Perchée sur une mezzanine, elle peut tomber à tout moment, risquant d’asperger le sol de sang. Le cas échéant, elle suggère aux auditeurs de la prendre en photo. « Un soir, on était à Paris pour une fête de Purple Magazine, narre Chase Lombardo. C’était une soirée fashion tout à fait cute, mais dès qu’on a commencé à jouer, tout le monde a levé son téléphone vers nous. » Le groupe réagit en se foutant de la gueule du public. Elles tancent : « Take my picture, take my fucking picture! Take my picture, it’s a picture party! » Sous son allure d’icône glam‐rock, Veronika Vilim sourit. « Ça a commencé comme ça. Puis est venue s’amonceler sur ce morceau une parfaite dose de chaos, encore plus représentative de qui nous sommes. »

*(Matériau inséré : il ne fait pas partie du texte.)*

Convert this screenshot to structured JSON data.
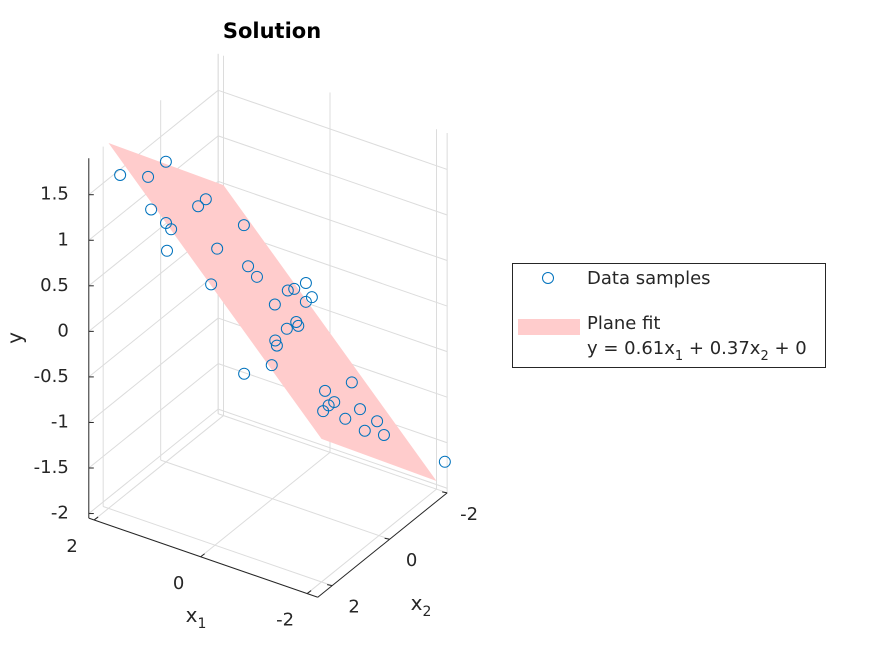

Chihuahua rose et Erik Satie
Et qui sont‐elles, au juste ? Il y a deux façons de répondre. Comme il y a deux façons de parler à cumgirl8. La première serait de trimer, d’essayer de raisonner, d’ancrer la conversation dans le monde que la plupart des humains considèrent comme le monde réel, le seul monde. Ou alors, et c’est plus facile, on peut rentrer dans le leur, en accepter l’existence, comprendre que chaque mot est prononcé en fonction de celui‐ci. On peut décider d’être ouvert.

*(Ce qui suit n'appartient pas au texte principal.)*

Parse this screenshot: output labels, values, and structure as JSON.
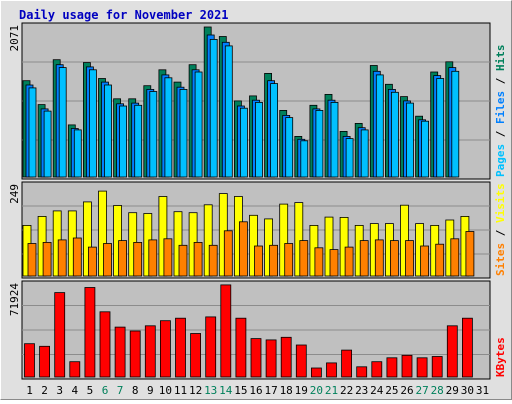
{
  "title": "Daily usage for November 2021",
  "colors": {
    "panel_bg": "#c0c0c0",
    "pages": "#00c0ff",
    "files": "#0080ff",
    "hits": "#00805b",
    "sites": "#ff8000",
    "visits": "#ffff00",
    "kbytes": "#ff0000",
    "weekend": "#00805b",
    "weekday": "#000000"
  },
  "chart_data": [
    {
      "type": "bar",
      "panel": "hits",
      "ymax_label": "2071",
      "ylim": [
        0,
        2071
      ],
      "side_labels": [
        "Pages",
        "Files",
        "Hits"
      ],
      "x": [
        1,
        2,
        3,
        4,
        5,
        6,
        7,
        8,
        9,
        10,
        11,
        12,
        13,
        14,
        15,
        16,
        17,
        18,
        19,
        20,
        21,
        22,
        23,
        24,
        25,
        26,
        27,
        28,
        29,
        30,
        31
      ],
      "series": [
        {
          "name": "Hits",
          "values": [
            1330,
            1000,
            1620,
            720,
            1580,
            1360,
            1080,
            1080,
            1260,
            1480,
            1310,
            1550,
            2071,
            1940,
            1050,
            1120,
            1430,
            920,
            560,
            990,
            1140,
            630,
            740,
            1540,
            1280,
            1110,
            840,
            1450,
            1590,
            0,
            0
          ]
        },
        {
          "name": "Files",
          "values": [
            1270,
            940,
            1550,
            670,
            1520,
            1310,
            1010,
            1020,
            1210,
            1410,
            1240,
            1480,
            1960,
            1860,
            980,
            1060,
            1330,
            850,
            520,
            940,
            1060,
            560,
            680,
            1460,
            1210,
            1050,
            790,
            1400,
            1510,
            0,
            0
          ]
        },
        {
          "name": "Pages",
          "values": [
            1230,
            910,
            1510,
            650,
            1480,
            1270,
            980,
            990,
            1180,
            1370,
            1210,
            1450,
            1900,
            1810,
            950,
            1030,
            1290,
            820,
            500,
            920,
            1030,
            530,
            650,
            1410,
            1170,
            1020,
            770,
            1360,
            1460,
            0,
            0
          ]
        }
      ]
    },
    {
      "type": "bar",
      "panel": "visits",
      "ymax_label": "249",
      "ylim": [
        0,
        249
      ],
      "side_labels": [
        "Sites",
        "Visits"
      ],
      "x": [
        1,
        2,
        3,
        4,
        5,
        6,
        7,
        8,
        9,
        10,
        11,
        12,
        13,
        14,
        15,
        16,
        17,
        18,
        19,
        20,
        21,
        22,
        23,
        24,
        25,
        26,
        27,
        28,
        29,
        30,
        31
      ],
      "series": [
        {
          "name": "Visits",
          "values": [
            140,
            165,
            180,
            180,
            205,
            235,
            195,
            175,
            173,
            220,
            178,
            175,
            197,
            228,
            220,
            168,
            158,
            199,
            203,
            140,
            163,
            162,
            140,
            145,
            145,
            196,
            145,
            140,
            155,
            165,
            0
          ]
        },
        {
          "name": "Sites",
          "values": [
            90,
            93,
            100,
            105,
            80,
            90,
            98,
            93,
            100,
            103,
            85,
            93,
            85,
            125,
            150,
            83,
            85,
            90,
            98,
            78,
            73,
            80,
            98,
            100,
            98,
            98,
            83,
            88,
            103,
            123,
            0
          ]
        }
      ]
    },
    {
      "type": "bar",
      "panel": "kbytes",
      "ymax_label": "71924",
      "ylim": [
        0,
        71924
      ],
      "side_labels": [
        "KBytes"
      ],
      "x": [
        1,
        2,
        3,
        4,
        5,
        6,
        7,
        8,
        9,
        10,
        11,
        12,
        13,
        14,
        15,
        16,
        17,
        18,
        19,
        20,
        21,
        22,
        23,
        24,
        25,
        26,
        27,
        28,
        29,
        30,
        31
      ],
      "series": [
        {
          "name": "KBytes",
          "values": [
            26000,
            24000,
            66000,
            12000,
            70000,
            51000,
            39000,
            36000,
            40000,
            44000,
            46000,
            34000,
            47000,
            72000,
            46000,
            30000,
            29000,
            31000,
            25000,
            7000,
            11000,
            21000,
            8000,
            12000,
            15000,
            17000,
            15000,
            16000,
            40000,
            46000,
            0
          ]
        }
      ]
    }
  ],
  "days": [
    {
      "label": "1",
      "weekend": false
    },
    {
      "label": "2",
      "weekend": false
    },
    {
      "label": "3",
      "weekend": false
    },
    {
      "label": "4",
      "weekend": false
    },
    {
      "label": "5",
      "weekend": false
    },
    {
      "label": "6",
      "weekend": true
    },
    {
      "label": "7",
      "weekend": true
    },
    {
      "label": "8",
      "weekend": false
    },
    {
      "label": "9",
      "weekend": false
    },
    {
      "label": "10",
      "weekend": false
    },
    {
      "label": "11",
      "weekend": false
    },
    {
      "label": "12",
      "weekend": false
    },
    {
      "label": "13",
      "weekend": true
    },
    {
      "label": "14",
      "weekend": true
    },
    {
      "label": "15",
      "weekend": false
    },
    {
      "label": "16",
      "weekend": false
    },
    {
      "label": "17",
      "weekend": false
    },
    {
      "label": "18",
      "weekend": false
    },
    {
      "label": "19",
      "weekend": false
    },
    {
      "label": "20",
      "weekend": true
    },
    {
      "label": "21",
      "weekend": true
    },
    {
      "label": "22",
      "weekend": false
    },
    {
      "label": "23",
      "weekend": false
    },
    {
      "label": "24",
      "weekend": false
    },
    {
      "label": "25",
      "weekend": false
    },
    {
      "label": "26",
      "weekend": false
    },
    {
      "label": "27",
      "weekend": true
    },
    {
      "label": "28",
      "weekend": true
    },
    {
      "label": "29",
      "weekend": false
    },
    {
      "label": "30",
      "weekend": false
    },
    {
      "label": "31",
      "weekend": false
    }
  ]
}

« Nous sommes des extraterrestres sur la Terre, assure Vilim, sans sourire. Dans notre univers, nous étions des entités sans véritables formes. Comme des amibes. » La batteuse Chase Lombardo abonde. « On a dû prendre des corps humains pour ne pas faire peur aux gens. Nos formes originelles sont assez choquantes. Il n’y a aucune façon d’expliquer comment c’est avec un langage construit par les humains. » cumgirl8 vient donc d’un autre monde, vieux de 8 000 ans, que les membres du groupe s’échinent à répandre au sein du nôtre. Un univers où tout le monde serait « aimant, réconfortant, sincère. Où chacun accepte l’autre. Il y a beaucoup de choses qui ressemblent à cette chose-là, dit Vilim, montrant son chihuahua teint en rose. Puis c’est chaud. Et un peu chaotique ».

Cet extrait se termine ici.